Infectious-disease and cardiovascular experts do not have enough data to make conclusions about how COVID-19 might affect an athlete's heart, and even recent studies of other populations require further validation. But what they have seen has alarmed them.

"We have very strong, serious concerns about the potential for COVID to affect athletes cardiovascularly," said Michael Emery, co-director of the sports cardiology department at the Cleveland Clinic. "When you look at COVID in general, there seems to be a higher predilection for involvement with the heart than about any other virus we've seen."

Emery said cardiological experts worldwide have published five or six significant papers regarding COVID-19 and athletes. "All the papers agree that there should be a heightened level of concern with this virus and cardiac involvement in athletes," Emery said.

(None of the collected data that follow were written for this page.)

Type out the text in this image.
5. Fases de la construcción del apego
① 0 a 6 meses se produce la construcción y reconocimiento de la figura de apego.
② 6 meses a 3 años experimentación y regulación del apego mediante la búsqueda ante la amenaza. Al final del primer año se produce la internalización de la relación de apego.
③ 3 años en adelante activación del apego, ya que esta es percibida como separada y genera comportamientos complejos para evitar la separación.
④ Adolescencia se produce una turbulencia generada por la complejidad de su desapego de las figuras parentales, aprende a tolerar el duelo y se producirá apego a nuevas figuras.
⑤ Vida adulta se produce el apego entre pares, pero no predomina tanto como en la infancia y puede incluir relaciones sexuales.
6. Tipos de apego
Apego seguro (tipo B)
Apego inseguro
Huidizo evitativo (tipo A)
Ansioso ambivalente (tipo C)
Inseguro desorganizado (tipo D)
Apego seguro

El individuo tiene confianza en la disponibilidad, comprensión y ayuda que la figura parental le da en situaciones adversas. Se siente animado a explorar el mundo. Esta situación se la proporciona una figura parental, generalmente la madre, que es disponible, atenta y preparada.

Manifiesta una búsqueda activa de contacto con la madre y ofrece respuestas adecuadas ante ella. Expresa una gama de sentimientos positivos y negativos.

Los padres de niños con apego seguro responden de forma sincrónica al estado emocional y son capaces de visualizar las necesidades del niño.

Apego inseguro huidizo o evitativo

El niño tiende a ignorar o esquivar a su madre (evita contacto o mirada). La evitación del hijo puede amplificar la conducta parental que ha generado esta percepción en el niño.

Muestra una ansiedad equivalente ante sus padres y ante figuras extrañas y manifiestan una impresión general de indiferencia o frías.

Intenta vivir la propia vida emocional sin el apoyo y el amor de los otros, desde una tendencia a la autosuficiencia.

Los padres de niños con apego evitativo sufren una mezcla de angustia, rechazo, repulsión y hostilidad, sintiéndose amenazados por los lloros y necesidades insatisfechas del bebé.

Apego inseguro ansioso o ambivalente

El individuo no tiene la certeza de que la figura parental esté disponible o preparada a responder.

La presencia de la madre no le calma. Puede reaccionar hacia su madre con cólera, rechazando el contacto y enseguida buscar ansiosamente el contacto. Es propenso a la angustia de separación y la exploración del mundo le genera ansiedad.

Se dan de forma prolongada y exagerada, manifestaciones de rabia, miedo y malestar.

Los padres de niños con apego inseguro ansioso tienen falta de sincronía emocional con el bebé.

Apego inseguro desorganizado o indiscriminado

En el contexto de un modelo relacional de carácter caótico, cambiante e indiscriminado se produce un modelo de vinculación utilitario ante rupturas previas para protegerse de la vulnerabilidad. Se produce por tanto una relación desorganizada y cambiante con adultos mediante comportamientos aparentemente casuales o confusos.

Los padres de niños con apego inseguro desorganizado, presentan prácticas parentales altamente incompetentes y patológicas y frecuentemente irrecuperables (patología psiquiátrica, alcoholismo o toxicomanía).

While the specifics and suggestions of how to manage the risk differ in those papers, "the overall level of concern is greatly there."

Dean Winslow, an infectious-disease doctor at Stanford University, said research has shown as many as 20% of people who recover from COVID-19 show cardiac abnormalities.

Since the coronavirus started its spread, the lungs have been at the center of its effects. The virus enters the body through the lungs and can cause severe cases of pneumonia that demand intensive care and intubation. But doctors have long suspected COVID-19 also affects the heart. Heart muscle cells have ACE-2 receptors, which the coronavirus uses to enter cells. The lungs, Schneider said, are the only place in the body with more of them than the heart.

"It's turned out, now that we're getting more long-term data, the virus also affects the heart," Schneider said. "And perhaps in a very serious way."

Jonathan Kim, a sports cardiologist at Emory University, called a recent study out of Germany published in the Journal of the American Medical Association particularly concerning. Researchers gave 100 patients who had recovered from COVID-19, two-thirds of whom had suffered mild or no symptoms, cardiac MRI exams. The tests showed 78% had some kind of cardiac abnormality, and 60% showed inflammation consistent with myocarditis.

The study was composed of middle-aged people, and Emery said he would expect athletes as a group to fare better. But the results — that people with mild symptoms could suffer heart complications as a result of COVID-19 — still startled him and his colleagues.

The findings were bad news for everyone in a general way and scary news for athletes in a specific way. An infection of the heart can cause myocarditis, an inflammation of the heart muscle. Myocarditis can lead to arrhythmia, cardiac arrest and death, especially in a person who doesn't know they have it and performs rigorous exercise.

Myocarditis causes about 75 deaths per year in athletes from 13 to 25, according to the Myocarditis Foundation.

Cardiovascular experts say testing should be standard. In May, Kim and Emery helped write guidelines for the American College of Cardiology for athletes returning to play after recovering from COVID-19. They stressed the importance of cardiovascular screening. Athletes, they said, should undergo an EKG, an ultrasound of the heart called an echocardiogram and a blood test for a protein called troponin that would reveal cardiac injury.

"We were concerned to begin with, and our original guidelines were out of an abundance of caution," Emery said. "Now our more recent MRI data from last week continues to raise that caution level even higher."

The way COVID-19 may affect the hearts of even healthy people has been particularly concerning. Earlier this week, Winslow discharged from Stanford's hospital a "perfectly healthy" 23-year-old, thin and athletic, who had COVID-19 six weeks ago. She had been admitted because of a rapid heart rate. Tests revealed her ejection fraction — the volume of blood that leaves the heart each time it contracts — was at 52%. Normal is 65%.

"I'd like to caution young people: Please, please do not deliberately get infected or even be cavalier in risk-taking in your behavior," Winslow said. "Not to scare people or anything, but this is very real."